The City’s emergency homeless shelters have resulted in a significant drop in public disorder downtown, according to statistics compiled by the Downtown Vancouver Business Improvement Association.
“Our emergency homeless shelters don’t just help people on the street, they also provide benefits to the City as a whole,” said Mayor Gregor Robertson. “Since the shelters opened in early December, we’ve seen significant drops in recorded incidents of trespassing and panhandling. It’s another indication that our efforts to reduce homelessness and help our most vulnerable are paying off.”
The statistics from the DVBIA show a number of positive trends due to the homeless shelters opening in December.

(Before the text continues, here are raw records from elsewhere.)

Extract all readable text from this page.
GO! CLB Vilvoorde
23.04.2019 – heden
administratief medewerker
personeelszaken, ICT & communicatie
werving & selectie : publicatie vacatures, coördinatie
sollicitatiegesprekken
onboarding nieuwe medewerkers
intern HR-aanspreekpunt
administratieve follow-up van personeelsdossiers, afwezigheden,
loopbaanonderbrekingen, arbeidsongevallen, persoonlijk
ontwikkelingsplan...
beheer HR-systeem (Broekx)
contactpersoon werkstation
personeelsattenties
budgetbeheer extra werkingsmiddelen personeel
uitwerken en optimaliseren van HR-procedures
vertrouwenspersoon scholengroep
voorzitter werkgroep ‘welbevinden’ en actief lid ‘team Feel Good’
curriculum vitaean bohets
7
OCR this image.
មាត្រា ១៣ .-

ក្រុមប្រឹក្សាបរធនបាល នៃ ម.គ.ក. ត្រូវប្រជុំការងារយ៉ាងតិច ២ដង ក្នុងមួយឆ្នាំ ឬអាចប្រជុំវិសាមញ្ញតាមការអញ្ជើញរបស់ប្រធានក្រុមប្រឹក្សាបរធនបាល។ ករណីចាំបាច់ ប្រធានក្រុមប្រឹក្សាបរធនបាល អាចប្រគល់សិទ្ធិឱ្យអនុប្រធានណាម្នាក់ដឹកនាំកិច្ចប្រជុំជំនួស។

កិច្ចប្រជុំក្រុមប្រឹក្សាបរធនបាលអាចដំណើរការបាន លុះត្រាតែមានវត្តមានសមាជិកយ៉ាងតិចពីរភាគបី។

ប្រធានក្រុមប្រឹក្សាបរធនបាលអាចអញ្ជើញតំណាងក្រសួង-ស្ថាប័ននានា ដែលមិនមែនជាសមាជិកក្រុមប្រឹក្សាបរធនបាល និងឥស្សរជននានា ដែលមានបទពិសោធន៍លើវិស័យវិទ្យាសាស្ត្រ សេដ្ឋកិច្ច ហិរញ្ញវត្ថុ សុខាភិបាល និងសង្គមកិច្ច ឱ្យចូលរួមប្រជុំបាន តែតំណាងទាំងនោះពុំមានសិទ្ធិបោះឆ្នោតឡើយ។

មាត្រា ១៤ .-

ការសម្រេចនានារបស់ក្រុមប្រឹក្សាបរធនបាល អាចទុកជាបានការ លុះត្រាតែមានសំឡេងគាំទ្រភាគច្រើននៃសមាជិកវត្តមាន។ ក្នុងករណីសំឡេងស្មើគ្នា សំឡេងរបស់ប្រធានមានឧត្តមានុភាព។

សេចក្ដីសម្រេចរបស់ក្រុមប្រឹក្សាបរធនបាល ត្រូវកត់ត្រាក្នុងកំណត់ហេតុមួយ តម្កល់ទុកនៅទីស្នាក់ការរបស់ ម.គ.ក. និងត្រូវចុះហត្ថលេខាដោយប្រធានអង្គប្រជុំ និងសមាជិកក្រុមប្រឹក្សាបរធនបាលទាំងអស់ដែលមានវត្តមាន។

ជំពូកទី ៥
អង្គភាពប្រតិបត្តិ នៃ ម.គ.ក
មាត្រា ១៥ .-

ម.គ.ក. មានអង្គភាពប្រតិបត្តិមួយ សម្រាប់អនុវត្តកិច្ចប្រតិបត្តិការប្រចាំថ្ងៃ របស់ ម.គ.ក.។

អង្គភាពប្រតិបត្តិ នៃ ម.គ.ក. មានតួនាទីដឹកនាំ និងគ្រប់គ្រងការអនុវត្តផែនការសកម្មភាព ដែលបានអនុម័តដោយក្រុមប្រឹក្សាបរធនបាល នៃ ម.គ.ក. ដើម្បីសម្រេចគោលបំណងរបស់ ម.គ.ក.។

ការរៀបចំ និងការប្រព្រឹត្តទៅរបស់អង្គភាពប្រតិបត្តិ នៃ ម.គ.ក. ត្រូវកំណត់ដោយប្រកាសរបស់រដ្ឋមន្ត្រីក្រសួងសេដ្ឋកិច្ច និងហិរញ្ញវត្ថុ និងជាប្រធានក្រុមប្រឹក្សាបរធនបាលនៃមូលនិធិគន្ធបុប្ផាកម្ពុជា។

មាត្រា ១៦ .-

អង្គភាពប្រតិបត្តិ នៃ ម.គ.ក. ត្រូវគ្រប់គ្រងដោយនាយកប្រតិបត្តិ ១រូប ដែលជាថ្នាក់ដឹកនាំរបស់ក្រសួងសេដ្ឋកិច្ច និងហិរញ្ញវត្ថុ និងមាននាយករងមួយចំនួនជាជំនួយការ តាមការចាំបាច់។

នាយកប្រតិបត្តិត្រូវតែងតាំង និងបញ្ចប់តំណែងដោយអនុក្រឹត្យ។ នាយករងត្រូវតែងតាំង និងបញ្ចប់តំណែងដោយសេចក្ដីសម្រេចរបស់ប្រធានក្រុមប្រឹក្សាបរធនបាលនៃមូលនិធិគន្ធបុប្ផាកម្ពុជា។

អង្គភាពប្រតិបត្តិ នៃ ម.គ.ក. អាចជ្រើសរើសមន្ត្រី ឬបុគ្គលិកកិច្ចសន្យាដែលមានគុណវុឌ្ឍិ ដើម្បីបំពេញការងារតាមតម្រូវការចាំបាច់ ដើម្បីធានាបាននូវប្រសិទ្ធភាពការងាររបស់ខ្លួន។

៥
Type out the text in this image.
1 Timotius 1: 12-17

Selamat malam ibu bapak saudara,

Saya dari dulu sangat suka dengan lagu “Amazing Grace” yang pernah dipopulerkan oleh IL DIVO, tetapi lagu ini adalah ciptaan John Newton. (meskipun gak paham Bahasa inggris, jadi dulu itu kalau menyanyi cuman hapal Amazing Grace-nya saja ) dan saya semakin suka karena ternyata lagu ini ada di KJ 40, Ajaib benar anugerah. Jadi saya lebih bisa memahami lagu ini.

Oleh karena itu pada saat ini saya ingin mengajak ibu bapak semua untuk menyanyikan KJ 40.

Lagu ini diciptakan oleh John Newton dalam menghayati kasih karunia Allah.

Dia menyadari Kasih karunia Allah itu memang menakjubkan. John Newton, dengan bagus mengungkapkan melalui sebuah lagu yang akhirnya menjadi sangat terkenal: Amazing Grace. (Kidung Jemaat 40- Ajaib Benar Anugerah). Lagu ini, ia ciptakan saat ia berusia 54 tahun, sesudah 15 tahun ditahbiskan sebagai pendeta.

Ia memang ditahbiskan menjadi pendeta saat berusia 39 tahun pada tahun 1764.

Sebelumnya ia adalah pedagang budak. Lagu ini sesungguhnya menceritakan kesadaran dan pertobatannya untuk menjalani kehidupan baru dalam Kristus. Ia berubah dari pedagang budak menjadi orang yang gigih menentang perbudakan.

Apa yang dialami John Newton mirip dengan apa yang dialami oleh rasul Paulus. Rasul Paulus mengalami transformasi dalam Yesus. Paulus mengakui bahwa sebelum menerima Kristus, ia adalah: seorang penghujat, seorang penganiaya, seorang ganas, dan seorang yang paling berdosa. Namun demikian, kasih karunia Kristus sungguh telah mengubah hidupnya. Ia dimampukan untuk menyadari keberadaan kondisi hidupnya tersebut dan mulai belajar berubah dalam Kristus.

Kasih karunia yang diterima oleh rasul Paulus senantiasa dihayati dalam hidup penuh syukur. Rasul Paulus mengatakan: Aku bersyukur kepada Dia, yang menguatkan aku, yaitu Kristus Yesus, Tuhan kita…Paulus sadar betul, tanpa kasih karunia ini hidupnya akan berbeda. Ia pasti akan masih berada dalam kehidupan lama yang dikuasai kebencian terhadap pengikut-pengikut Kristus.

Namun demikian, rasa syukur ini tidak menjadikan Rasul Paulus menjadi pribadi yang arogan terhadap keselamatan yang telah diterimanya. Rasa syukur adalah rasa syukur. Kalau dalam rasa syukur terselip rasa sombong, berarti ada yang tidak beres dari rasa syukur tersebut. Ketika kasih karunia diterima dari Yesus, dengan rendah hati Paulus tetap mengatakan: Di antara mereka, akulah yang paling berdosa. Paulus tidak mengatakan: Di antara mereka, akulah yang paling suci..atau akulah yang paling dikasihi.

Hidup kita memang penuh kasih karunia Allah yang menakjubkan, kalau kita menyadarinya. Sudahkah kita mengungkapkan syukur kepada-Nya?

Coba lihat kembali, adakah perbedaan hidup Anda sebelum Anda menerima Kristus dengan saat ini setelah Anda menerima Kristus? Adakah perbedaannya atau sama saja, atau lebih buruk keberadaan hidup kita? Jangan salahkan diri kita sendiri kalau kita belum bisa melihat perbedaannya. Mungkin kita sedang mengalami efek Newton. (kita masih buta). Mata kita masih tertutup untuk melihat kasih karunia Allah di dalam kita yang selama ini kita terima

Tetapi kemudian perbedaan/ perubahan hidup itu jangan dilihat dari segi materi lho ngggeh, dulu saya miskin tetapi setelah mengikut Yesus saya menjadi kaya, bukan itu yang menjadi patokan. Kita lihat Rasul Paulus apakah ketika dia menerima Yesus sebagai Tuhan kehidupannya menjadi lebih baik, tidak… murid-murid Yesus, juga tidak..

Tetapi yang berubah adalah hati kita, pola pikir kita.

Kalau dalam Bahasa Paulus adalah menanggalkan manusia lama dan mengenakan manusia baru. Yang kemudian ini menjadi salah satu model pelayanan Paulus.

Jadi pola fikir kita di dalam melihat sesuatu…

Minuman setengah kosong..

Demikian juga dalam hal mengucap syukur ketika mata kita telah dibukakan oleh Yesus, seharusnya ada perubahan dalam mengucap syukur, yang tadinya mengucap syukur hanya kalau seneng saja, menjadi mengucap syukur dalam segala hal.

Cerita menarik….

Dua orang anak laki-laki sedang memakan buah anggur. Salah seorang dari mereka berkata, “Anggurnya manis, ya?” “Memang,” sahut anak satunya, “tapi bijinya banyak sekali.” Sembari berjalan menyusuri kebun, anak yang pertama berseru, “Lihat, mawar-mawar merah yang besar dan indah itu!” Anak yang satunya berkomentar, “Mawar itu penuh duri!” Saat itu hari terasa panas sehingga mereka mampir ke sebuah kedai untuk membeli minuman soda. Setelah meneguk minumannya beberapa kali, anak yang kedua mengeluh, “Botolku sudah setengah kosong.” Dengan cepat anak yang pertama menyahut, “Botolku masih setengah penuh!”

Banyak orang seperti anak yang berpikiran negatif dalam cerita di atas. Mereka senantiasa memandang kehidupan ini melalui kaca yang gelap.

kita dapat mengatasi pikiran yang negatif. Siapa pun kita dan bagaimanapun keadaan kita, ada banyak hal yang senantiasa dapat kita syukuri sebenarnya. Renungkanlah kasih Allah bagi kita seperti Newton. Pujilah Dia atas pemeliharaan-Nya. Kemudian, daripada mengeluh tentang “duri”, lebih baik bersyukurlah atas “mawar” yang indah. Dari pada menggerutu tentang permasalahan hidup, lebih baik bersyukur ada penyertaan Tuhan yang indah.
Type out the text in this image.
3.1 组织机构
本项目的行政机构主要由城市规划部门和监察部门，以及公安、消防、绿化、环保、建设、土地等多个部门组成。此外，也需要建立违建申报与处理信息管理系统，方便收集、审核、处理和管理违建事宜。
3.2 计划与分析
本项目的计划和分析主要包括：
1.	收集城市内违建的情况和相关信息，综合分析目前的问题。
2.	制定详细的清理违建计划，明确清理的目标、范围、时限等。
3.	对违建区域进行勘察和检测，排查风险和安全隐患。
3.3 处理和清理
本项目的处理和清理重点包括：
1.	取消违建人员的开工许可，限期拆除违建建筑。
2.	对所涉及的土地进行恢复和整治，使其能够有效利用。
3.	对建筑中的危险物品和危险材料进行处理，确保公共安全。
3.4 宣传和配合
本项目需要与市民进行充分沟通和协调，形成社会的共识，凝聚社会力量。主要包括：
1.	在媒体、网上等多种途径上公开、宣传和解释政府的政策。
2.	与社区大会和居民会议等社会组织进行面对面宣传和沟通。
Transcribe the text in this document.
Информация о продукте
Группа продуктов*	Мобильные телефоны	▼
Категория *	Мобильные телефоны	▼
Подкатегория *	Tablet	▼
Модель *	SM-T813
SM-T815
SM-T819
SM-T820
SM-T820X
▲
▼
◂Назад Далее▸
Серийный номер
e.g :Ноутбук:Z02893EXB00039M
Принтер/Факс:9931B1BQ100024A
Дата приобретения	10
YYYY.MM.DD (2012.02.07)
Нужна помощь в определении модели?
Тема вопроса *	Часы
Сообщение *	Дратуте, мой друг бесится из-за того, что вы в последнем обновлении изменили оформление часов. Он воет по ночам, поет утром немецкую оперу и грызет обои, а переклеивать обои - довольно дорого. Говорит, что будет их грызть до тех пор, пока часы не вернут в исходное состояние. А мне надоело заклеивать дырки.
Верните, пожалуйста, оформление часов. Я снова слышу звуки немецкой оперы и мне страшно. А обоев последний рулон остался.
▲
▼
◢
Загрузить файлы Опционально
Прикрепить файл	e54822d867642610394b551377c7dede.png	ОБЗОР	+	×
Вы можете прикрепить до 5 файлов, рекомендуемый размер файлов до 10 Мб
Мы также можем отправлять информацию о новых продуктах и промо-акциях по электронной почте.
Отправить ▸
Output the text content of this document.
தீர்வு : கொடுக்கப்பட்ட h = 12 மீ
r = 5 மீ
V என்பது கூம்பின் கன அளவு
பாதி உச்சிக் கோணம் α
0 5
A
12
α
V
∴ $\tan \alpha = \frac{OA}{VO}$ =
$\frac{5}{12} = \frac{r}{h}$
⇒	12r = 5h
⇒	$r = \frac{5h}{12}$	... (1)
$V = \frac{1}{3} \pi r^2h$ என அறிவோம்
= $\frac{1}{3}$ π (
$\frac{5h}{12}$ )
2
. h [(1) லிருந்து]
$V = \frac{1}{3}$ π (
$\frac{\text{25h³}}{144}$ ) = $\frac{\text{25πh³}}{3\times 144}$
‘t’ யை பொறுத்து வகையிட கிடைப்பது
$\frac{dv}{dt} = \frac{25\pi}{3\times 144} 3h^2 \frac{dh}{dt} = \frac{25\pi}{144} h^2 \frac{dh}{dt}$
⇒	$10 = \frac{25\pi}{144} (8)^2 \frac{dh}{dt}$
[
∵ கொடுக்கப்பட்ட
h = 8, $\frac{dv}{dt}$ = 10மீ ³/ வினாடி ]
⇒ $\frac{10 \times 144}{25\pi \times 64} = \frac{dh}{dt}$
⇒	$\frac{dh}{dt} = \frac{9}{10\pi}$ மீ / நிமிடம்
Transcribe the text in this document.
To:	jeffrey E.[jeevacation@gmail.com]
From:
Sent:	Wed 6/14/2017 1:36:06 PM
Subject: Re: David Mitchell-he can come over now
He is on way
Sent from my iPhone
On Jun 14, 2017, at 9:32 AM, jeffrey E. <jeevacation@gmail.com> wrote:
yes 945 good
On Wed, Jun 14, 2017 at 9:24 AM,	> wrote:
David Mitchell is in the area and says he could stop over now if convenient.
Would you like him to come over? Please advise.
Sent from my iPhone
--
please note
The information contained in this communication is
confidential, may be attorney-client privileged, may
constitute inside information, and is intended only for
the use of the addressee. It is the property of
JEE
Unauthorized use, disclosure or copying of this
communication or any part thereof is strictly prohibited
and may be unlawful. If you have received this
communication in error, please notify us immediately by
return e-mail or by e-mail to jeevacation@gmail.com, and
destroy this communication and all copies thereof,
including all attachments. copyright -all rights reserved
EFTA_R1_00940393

These include:
- From September through November of 2010, there was a monthly average of 312 incidents of panhandling; in December, there were 129 – a 59% decrease;
- From September through November of 2010, there was a monthly average of 170 incidents of trespassing; in December, there were 20 – an 88% decrease.
Charles Gauthier, the Executive Director of the Downtown Vancouver Business Improvement Association, said the statistics reflect a positive trend developing in Downtown Vancouver. “The reductions in street disorder are directly related to the opening of new homeless shelters this winter,” said Mr Gauthier. “Our members have seen a significant change on our streets, ranging from less people sleeping outside, to a reduction in panhandling and trespassing, since the shelters opened. The shelters are working.”
In March of 2010, the City of Vancouver conducted a 24-hour Homeless Count. It found that since 2008, with the opening of new shelters, the number of street homeless decreased by 47%, from 811 to 428.